Джордж, устало растянувшись на кровати, свесив с нее ноги, устало: Пожалуйста, уйди. Сделай мне небольшое одолжение, а? Будь добра, убирайся к черту. Я никуда не гожусь и не хочу тебя видеть.
Она, взволнованно, с нарастающей истерической ноткой: Ах, вот как? Вот чего ты хочешь? Значит, снова захотел избавиться от меня?
Он, как прежде: Пожалуйста, уйди.
Она: Значит, я во всем виновата!.. Кто-то написал тебе в письме, что ты никуда не годишься, и ты взваливаешь вину на меня!
Он, с полной апатией: Да. Ты права. Вся вина лежит на тебе.
Она, плачущим и негодующим тоном: Вся вина на мне, потому что кто-то назвал тебя никуда не годным? Так? Теперь ты обвиняешь меня в этом – а?

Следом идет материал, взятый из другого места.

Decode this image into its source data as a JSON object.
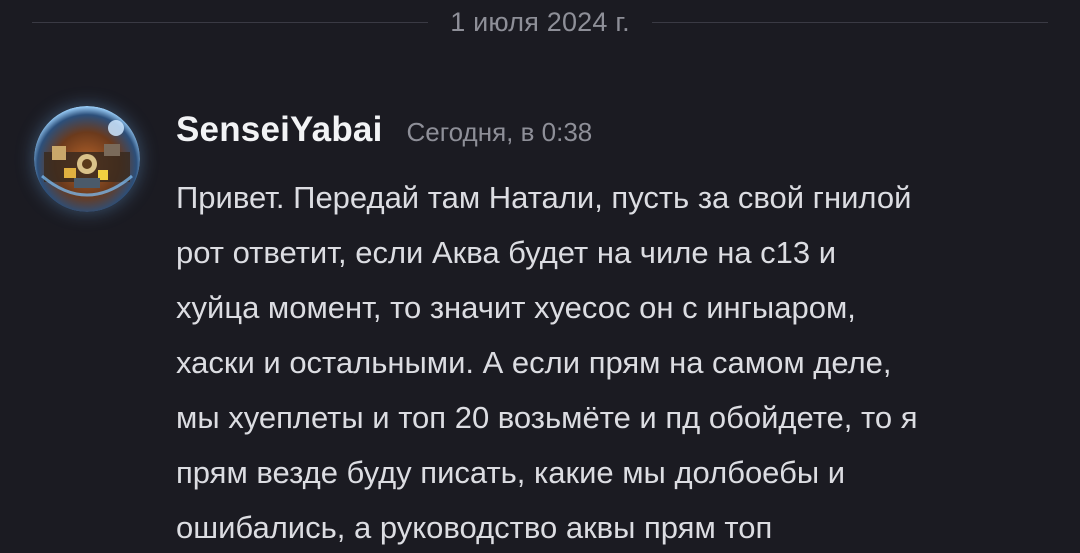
{
  "divider": {
    "date": "1 июля 2024 г."
  },
  "message": {
    "avatar_icon": "round-game-avatar-icon",
    "username": "SenseiYabai",
    "timestamp": "Сегодня, в 0:38",
    "lines": [
      "Привет. Передай там Натали, пусть за свой гнилой",
      "рот ответит, если Аква будет на чиле на с13 и",
      "хуйца момент, то значит хуесос он с ингыаром,",
      "хаски и остальными. А если прям на самом деле,",
      "мы хуеплеты и топ 20 возьмёте и пд обойдете, то я",
      "прям везде буду писать, какие мы долбоебы и",
      "ошибались, а руководство аквы прям топ"
    ]
  },
  "colors": {
    "background": "#1b1b22",
    "username": "#f2f3f5",
    "text": "#dcdde2",
    "muted": "#8e8f98"
  }
}
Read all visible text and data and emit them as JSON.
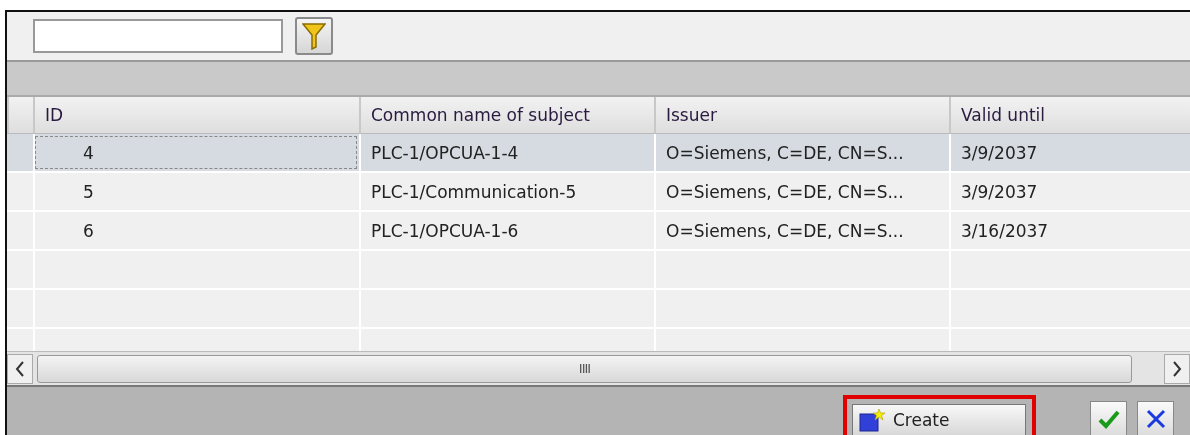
{
  "table": {
    "columns": [
      "ID",
      "Common name of subject",
      "Issuer",
      "Valid until"
    ],
    "rows": [
      {
        "selected": true,
        "cells": [
          "4",
          "PLC-1/OPCUA-1-4",
          "O=Siemens, C=DE, CN=S...",
          "3/9/2037"
        ]
      },
      {
        "selected": false,
        "cells": [
          "5",
          "PLC-1/Communication-5",
          "O=Siemens, C=DE, CN=S...",
          "3/9/2037"
        ]
      },
      {
        "selected": false,
        "cells": [
          "6",
          "PLC-1/OPCUA-1-6",
          "O=Siemens, C=DE, CN=S...",
          "3/16/2037"
        ]
      }
    ]
  },
  "scrollbar_grip": "IIII",
  "footer": {
    "create_button": {
      "label": "Create",
      "highlighted": true
    }
  }
}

Он, с безмерно усталым спокойствием: Да, в этом. Ты права. Во всем виновата ты. Твоя вина, что я никуда не гожусь. Твоя вина, что я вынужден на тебя смотреть. Твоя вина, что я с тобой встретился. Твоя вина, что я жив, хотя мне следовало умереть. Твоя вина, что я счел себя писателем. Твоя вина, что я решил, будто на что-то способен!
Она, истерично: Ухожу! Ухожу!.. Вот ты, значит, как!.. Ты прогнал меня!.. Ты!

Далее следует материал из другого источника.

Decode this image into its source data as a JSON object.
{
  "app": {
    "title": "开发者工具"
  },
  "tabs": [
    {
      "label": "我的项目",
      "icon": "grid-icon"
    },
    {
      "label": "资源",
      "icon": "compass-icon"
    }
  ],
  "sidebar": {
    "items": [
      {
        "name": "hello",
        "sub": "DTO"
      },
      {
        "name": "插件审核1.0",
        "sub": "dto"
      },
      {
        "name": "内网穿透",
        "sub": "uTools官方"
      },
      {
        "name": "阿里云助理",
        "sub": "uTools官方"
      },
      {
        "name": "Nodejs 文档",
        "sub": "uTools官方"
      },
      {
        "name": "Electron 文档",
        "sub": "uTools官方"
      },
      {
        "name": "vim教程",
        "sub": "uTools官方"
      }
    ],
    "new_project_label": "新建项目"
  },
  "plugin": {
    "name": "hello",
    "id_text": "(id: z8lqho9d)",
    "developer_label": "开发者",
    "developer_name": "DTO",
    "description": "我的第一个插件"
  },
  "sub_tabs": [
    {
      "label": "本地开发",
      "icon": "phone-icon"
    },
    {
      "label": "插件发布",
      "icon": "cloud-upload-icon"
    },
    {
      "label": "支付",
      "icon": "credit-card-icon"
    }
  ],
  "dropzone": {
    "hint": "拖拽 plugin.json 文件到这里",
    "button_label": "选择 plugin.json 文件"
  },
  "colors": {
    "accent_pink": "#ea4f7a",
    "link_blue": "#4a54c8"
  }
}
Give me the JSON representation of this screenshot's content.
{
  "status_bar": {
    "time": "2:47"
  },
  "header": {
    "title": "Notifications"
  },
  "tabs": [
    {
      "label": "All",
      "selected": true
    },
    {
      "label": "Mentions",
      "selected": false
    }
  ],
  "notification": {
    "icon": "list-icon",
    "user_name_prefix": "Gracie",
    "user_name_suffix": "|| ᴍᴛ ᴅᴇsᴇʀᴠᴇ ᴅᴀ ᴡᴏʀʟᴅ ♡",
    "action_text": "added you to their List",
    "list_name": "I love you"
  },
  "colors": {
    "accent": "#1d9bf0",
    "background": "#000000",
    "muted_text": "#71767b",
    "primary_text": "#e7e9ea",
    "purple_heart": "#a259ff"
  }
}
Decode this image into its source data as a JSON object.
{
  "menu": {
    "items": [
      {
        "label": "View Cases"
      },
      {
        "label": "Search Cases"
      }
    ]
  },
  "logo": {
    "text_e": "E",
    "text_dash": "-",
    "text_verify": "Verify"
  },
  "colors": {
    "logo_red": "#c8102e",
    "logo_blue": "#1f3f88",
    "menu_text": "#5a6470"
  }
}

Он, повернувшись лицом к стене, с усталым спокойствием: Пожалуйста, убирайся к черту, а? Я никуда не гожусь и хотел бы умереть спокойно – с твоего позволения.

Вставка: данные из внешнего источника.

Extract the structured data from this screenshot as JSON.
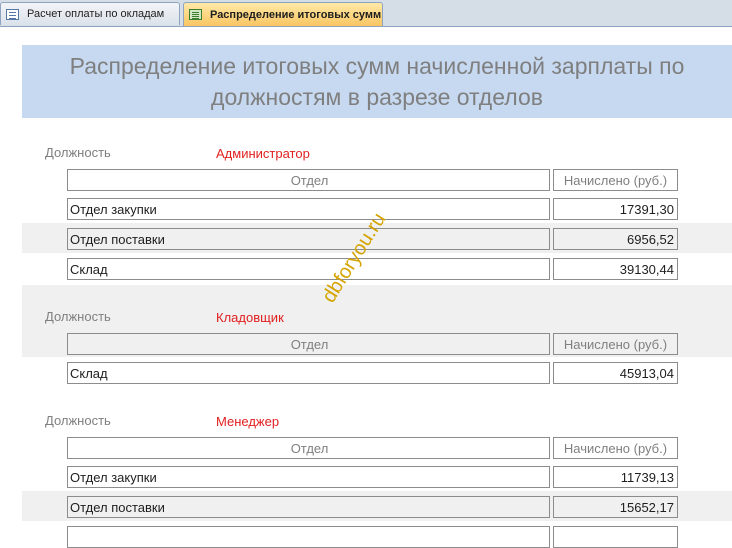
{
  "tabs": [
    {
      "label": "Расчет оплаты по окладам",
      "icon": "report-icon"
    },
    {
      "label": "Распределение итоговых сумм",
      "icon": "form-icon"
    }
  ],
  "report": {
    "title": "Распределение итоговых сумм начисленной зарплаты по должностям в разрезе отделов",
    "position_label": "Должность",
    "col_department": "Отдел",
    "col_amount": "Начислено (руб.)"
  },
  "groups": [
    {
      "position": "Администратор",
      "rows": [
        {
          "department": "Отдел закупки",
          "amount": "17391,30"
        },
        {
          "department": "Отдел поставки",
          "amount": "6956,52"
        },
        {
          "department": "Склад",
          "amount": "39130,44"
        }
      ]
    },
    {
      "position": "Кладовщик",
      "rows": [
        {
          "department": "Склад",
          "amount": "45913,04"
        }
      ]
    },
    {
      "position": "Менеджер",
      "rows": [
        {
          "department": "Отдел закупки",
          "amount": "11739,13"
        },
        {
          "department": "Отдел поставки",
          "amount": "15652,17"
        },
        {
          "department": "",
          "amount": ""
        }
      ]
    }
  ],
  "watermark": "dbforyou.ru",
  "colors": {
    "header_bg": "#c6d9f0",
    "position_value": "#e11f1f",
    "active_tab": "#f9c561",
    "watermark": "#d6a400"
  }
}
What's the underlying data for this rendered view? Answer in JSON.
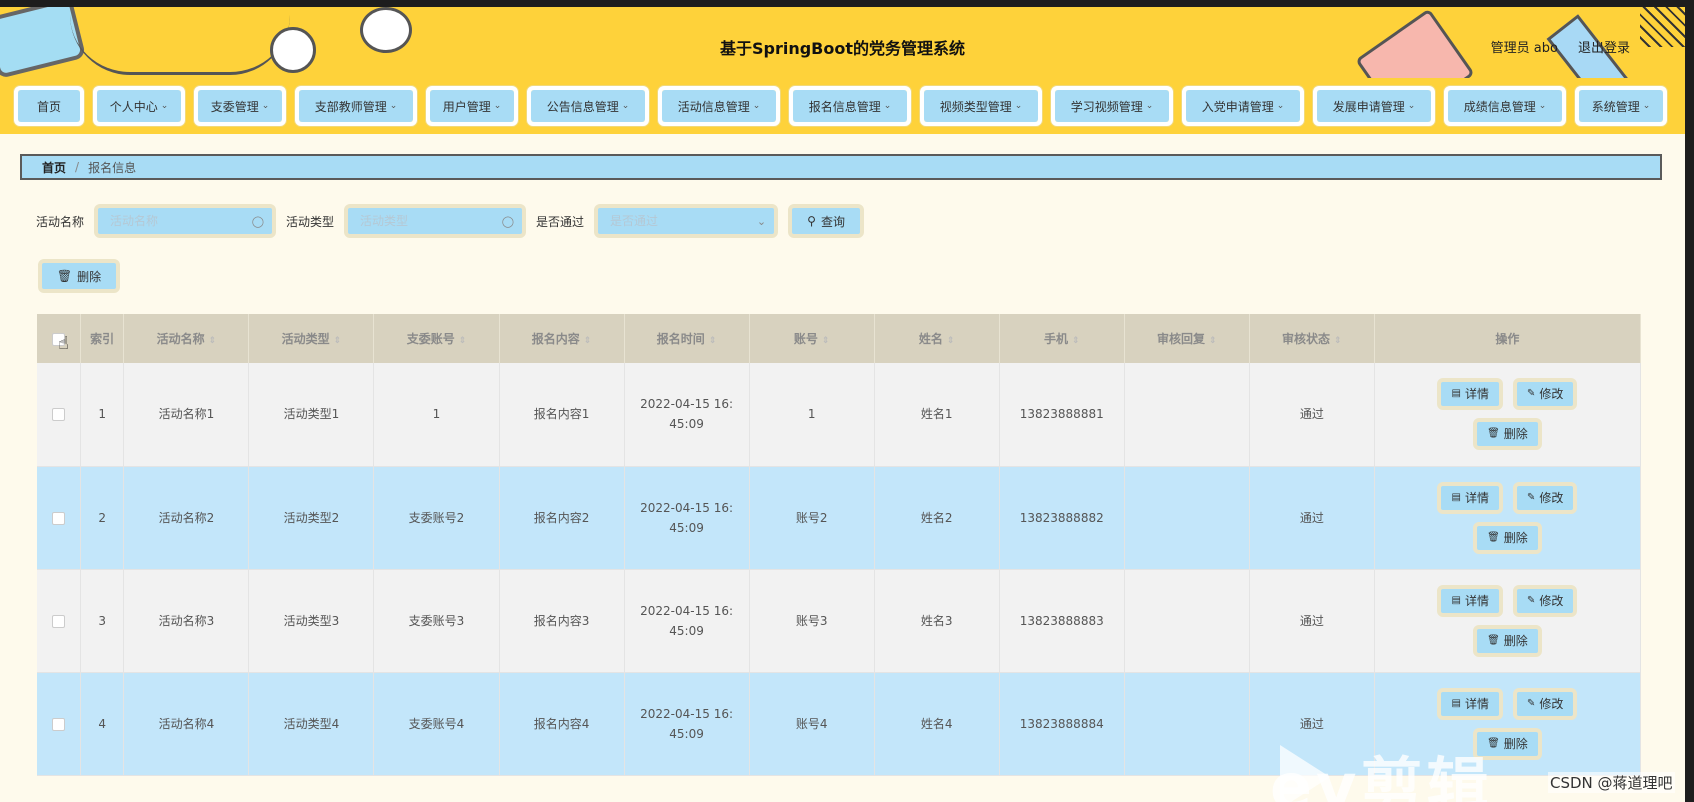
{
  "header": {
    "title": "基于SpringBoot的党务管理系统",
    "user_label": "管理员 abo",
    "logout": "退出登录"
  },
  "nav": [
    {
      "label": "首页",
      "has_dropdown": false,
      "w": 70
    },
    {
      "label": "个人中心",
      "has_dropdown": true,
      "w": 92
    },
    {
      "label": "支委管理",
      "has_dropdown": true,
      "w": 92
    },
    {
      "label": "支部教师管理",
      "has_dropdown": true,
      "w": 122
    },
    {
      "label": "用户管理",
      "has_dropdown": true,
      "w": 92
    },
    {
      "label": "公告信息管理",
      "has_dropdown": true,
      "w": 122
    },
    {
      "label": "活动信息管理",
      "has_dropdown": true,
      "w": 122
    },
    {
      "label": "报名信息管理",
      "has_dropdown": true,
      "w": 122
    },
    {
      "label": "视频类型管理",
      "has_dropdown": true,
      "w": 122
    },
    {
      "label": "学习视频管理",
      "has_dropdown": true,
      "w": 122
    },
    {
      "label": "入党申请管理",
      "has_dropdown": true,
      "w": 122
    },
    {
      "label": "发展申请管理",
      "has_dropdown": true,
      "w": 122
    },
    {
      "label": "成绩信息管理",
      "has_dropdown": true,
      "w": 122
    },
    {
      "label": "系统管理",
      "has_dropdown": true,
      "w": 92
    }
  ],
  "breadcrumb": {
    "home": "首页",
    "sep": "/",
    "current": "报名信息"
  },
  "search": {
    "name_label": "活动名称",
    "name_placeholder": "活动名称",
    "type_label": "活动类型",
    "type_placeholder": "活动类型",
    "passed_label": "是否通过",
    "passed_placeholder": "是否通过",
    "query_button": "查询"
  },
  "delete_button": "删除",
  "table": {
    "columns": [
      "索引",
      "活动名称",
      "活动类型",
      "支委账号",
      "报名内容",
      "报名时间",
      "账号",
      "姓名",
      "手机",
      "审核回复",
      "审核状态",
      "操作"
    ],
    "rows": [
      {
        "index": "1",
        "name": "活动名称1",
        "type": "活动类型1",
        "committee": "1",
        "content": "报名内容1",
        "time": "2022-04-15 16:45:09",
        "account": "1",
        "person": "姓名1",
        "phone": "13823888881",
        "reply": "",
        "status": "通过"
      },
      {
        "index": "2",
        "name": "活动名称2",
        "type": "活动类型2",
        "committee": "支委账号2",
        "content": "报名内容2",
        "time": "2022-04-15 16:45:09",
        "account": "账号2",
        "person": "姓名2",
        "phone": "13823888882",
        "reply": "",
        "status": "通过"
      },
      {
        "index": "3",
        "name": "活动名称3",
        "type": "活动类型3",
        "committee": "支委账号3",
        "content": "报名内容3",
        "time": "2022-04-15 16:45:09",
        "account": "账号3",
        "person": "姓名3",
        "phone": "13823888883",
        "reply": "",
        "status": "通过"
      },
      {
        "index": "4",
        "name": "活动名称4",
        "type": "活动类型4",
        "committee": "支委账号4",
        "content": "报名内容4",
        "time": "2022-04-15 16:45:09",
        "account": "账号4",
        "person": "姓名4",
        "phone": "13823888884",
        "reply": "",
        "status": "通过"
      }
    ],
    "actions": {
      "detail": "详情",
      "edit": "修改",
      "delete": "删除"
    }
  },
  "watermark": {
    "text": "ev剪辑",
    "csdn": "CSDN @蒋道理吧"
  },
  "colors": {
    "header": "#fed23a",
    "button": "#a8dcf5",
    "row_alt": "#c3e6fa",
    "page_bg": "#fefaec"
  }
}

Она: Ах, гнусный… Ах, какой злобный ты человек. – Потом ожесточенно: – Прощай! Прощай!.. Больше ты меня не увидишь… На этом все!
Он, лежа лицом к стене, тупо: Прощай.
Эстер с горящими от гнева щеками, прижимая к груди рукопись, выбегает из комнаты. Дверь хлопает, слышны шаги по лестнице, потом хлопает наружняя дверь, Джордж переворачивается на спину и, устало прислушиваясь, бормочет:
– Никуда я не гожусь. Так пишет Черн по-белому. Нет, так считает Белл, ему незачем меня чернить. – Устало вздыхает. – Да неважно, кто – я и сам знаю, что никуда не гожусь. Это просто подтверждение. Как теперь доживать век? Ждать, видимо, придется долго.
Время идет, день, ночь, утро – и вновь сияющий, солнечный полдень. Все, как было всегда. Джордж видит, чувствует, слышит, и ему на все наплевать – даже на легкие, быстрые шаги в полдень по лестнице.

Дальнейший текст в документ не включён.